でも、彼女が知りたかったのはもっと深層の部分だ。

目をこらすと、脳から発令された指示が電気信号に変換され、イカシナプスを経由して、全身へ伝わっていく様子がわかった。

脳から何かが発信されるたびに、全身に配置されたイカシナプスがピカッピカッと光った。

少女はその様子をいまいましく思った。

「なんて伝達が遅いのかしら」少女は思った。

少女の世界の常識では思うことと現実を作り出すことは同時なのだ。

「ねえ」

少女は心の中で少年に語りかけてみた。

「ねえ!」「ねえ!」「ねえ!!!」

最後に少女が声を出して呼びかけると、少年はやっと少女の方へ顔を向けた。

「なんて愚鈍なの?このバカ」

少女がどんなに心の中で毒づいてみても、少年は美しい瞳を瞬かせるだけで何もわかっていないみたいだった。
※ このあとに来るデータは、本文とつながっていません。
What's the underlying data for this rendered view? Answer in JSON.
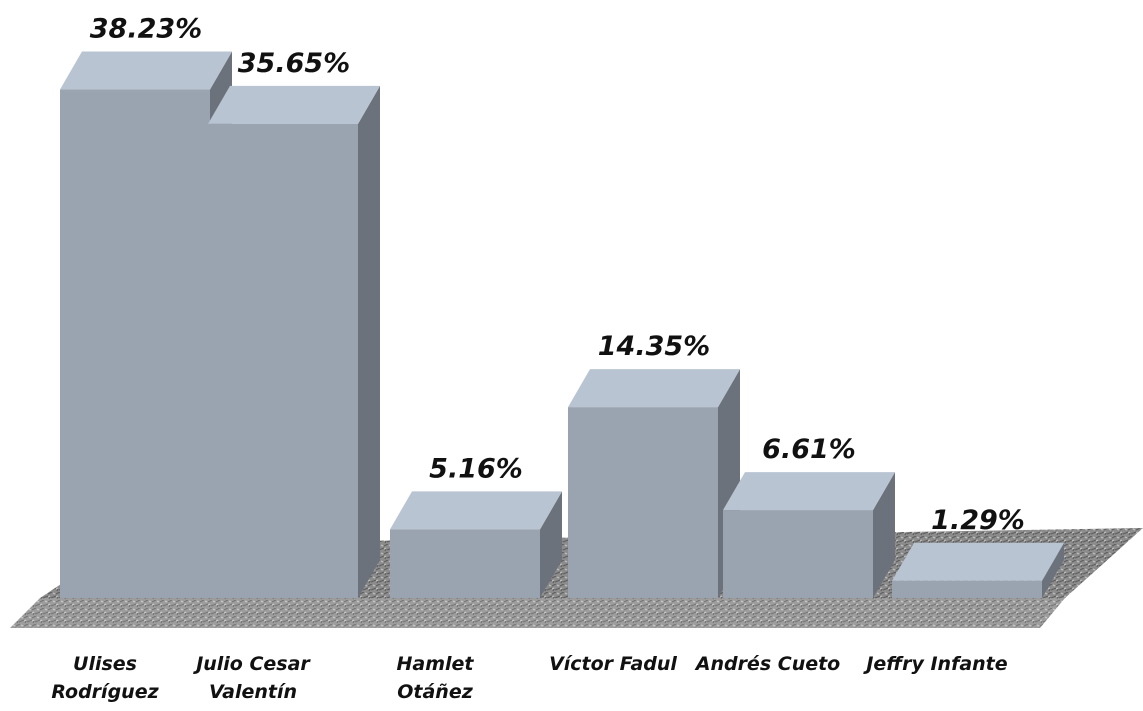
{
  "chart_data": {
    "type": "bar3d",
    "categories": [
      [
        "Ulises",
        "Rodríguez"
      ],
      [
        "Julio Cesar",
        "Valentín"
      ],
      [
        "Hamlet",
        "Otáñez"
      ],
      [
        "Víctor Fadul"
      ],
      [
        "Andrés Cueto"
      ],
      [
        "Jeffry Infante"
      ]
    ],
    "values": [
      38.23,
      35.65,
      5.16,
      14.35,
      6.61,
      1.29
    ],
    "value_labels": [
      "38.23%",
      "35.65%",
      "5.16%",
      "14.35%",
      "6.61%",
      "1.29%"
    ],
    "color": "#9aa3b0"
  }
}
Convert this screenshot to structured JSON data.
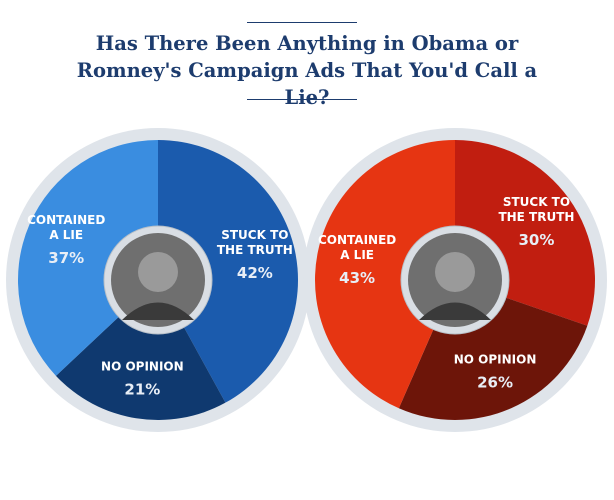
{
  "title": "Has There Been Anything in Obama or Romney's Campaign Ads That You'd Call a Lie?",
  "chart_data": [
    {
      "type": "pie",
      "categories": [
        "STUCK TO\nTHE TRUTH",
        "NO OPINION",
        "CONTAINED\nA LIE"
      ],
      "values": [
        42,
        21,
        37
      ],
      "value_labels": [
        "42%",
        "21%",
        "37%"
      ],
      "colors": [
        "#1b5bad",
        "#0f396f",
        "#3a8de0"
      ]
    },
    {
      "type": "pie",
      "categories": [
        "STUCK TO\nTHE TRUTH",
        "NO OPINION",
        "CONTAINED\nA LIE"
      ],
      "values": [
        30,
        26,
        43
      ],
      "value_labels": [
        "30%",
        "26%",
        "43%"
      ],
      "colors": [
        "#c11e10",
        "#6d1509",
        "#e63512"
      ]
    }
  ]
}
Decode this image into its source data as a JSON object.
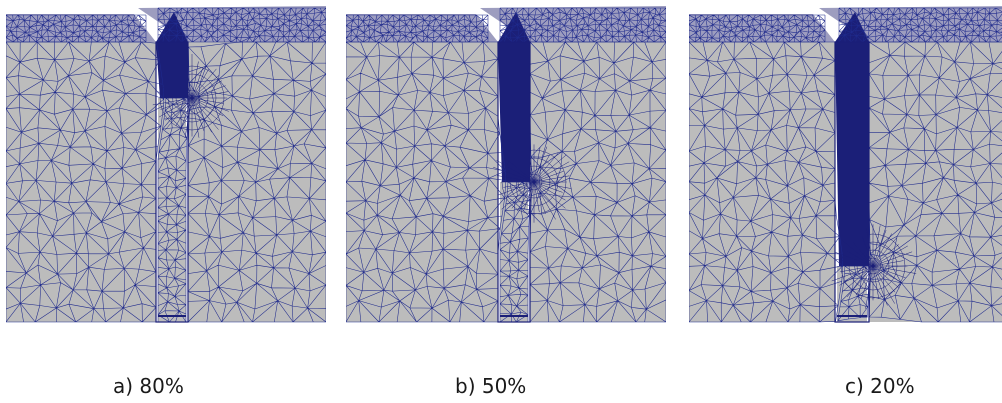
{
  "figure": {
    "panels": [
      {
        "id": "a",
        "caption": "a) 80%",
        "crack_ratio": 0.8
      },
      {
        "id": "b",
        "caption": "b) 50%",
        "crack_ratio": 0.5
      },
      {
        "id": "c",
        "caption": "c) 20%",
        "crack_ratio": 0.2
      }
    ],
    "colors": {
      "mesh_line": "#1f2a8c",
      "surface": "#bcbcbc",
      "top_surface": "#9d9dbf",
      "dense_mesh": "#1b1f78",
      "background": "#ffffff"
    }
  }
}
少女は少年を海に突き落としてやりたい衝動に駆られた。

少女はキッと海を睨みつけた。

波間から様子を伺っていたイカたちがさっと水中に引っ込んだ。

「まったくこんな出来損ないを作って」

少女は腹いせに少年に飛びかかった。

下半身のない少年は逃げることもできず、少女ともみ合いになった。

正念の脳からは激しく危険信号が発信され、光が身体中を駆け巡っていた。

「あなた、死ぬことを知ってるの?」

少年は何も答えなかったが、涙を流していた。

少女はその涙を指ですくい取って眺めた。少女もよく涙を流す。

少女はきゅっと少年を抱きしめた。


少女が少年を受け入れたことを確認すると、海底に戻ったイカたちは、さっそく少年の下半身の作成にとりかかった。

足りないものは後から継ぎ足せばいい。

これがイカたちのセオリーだった。


少女の元へ下半身が届いたのは、二人が知り合ってからしばらく経ってからのことだった。

それは上半身と同様、波に運ばれてやってきた。

その頃には、少女の周りには様々な生き物が取り巻いていた。

少年は少女と違い、何か食べないと生きていけなかった。

少女は少年のために毎日、食べ物を集めた。

少女が与えた食べ物を少年はうれしそうに食べた。

下半身のない少年の排泄口は、口にあった。

イカたちがそのように設計したのだ。

食べ物を口から入れたり出したりしている少年の姿を眺めると、この愚かな生き物はいったい何をやっているのだろう、と不思議な気持ちになった。

少年はいつの間にか男性と呼べる体躯に成長していた。


下半身を海から拾い上げた時、少女はそれが少年のものだとすぐにわかった。

しかし当の本人は、それを見てもぽっかりと穴のような口を開け無関心であるようだった。ともすれば、口に入れて食べてしまいかねないほどだ。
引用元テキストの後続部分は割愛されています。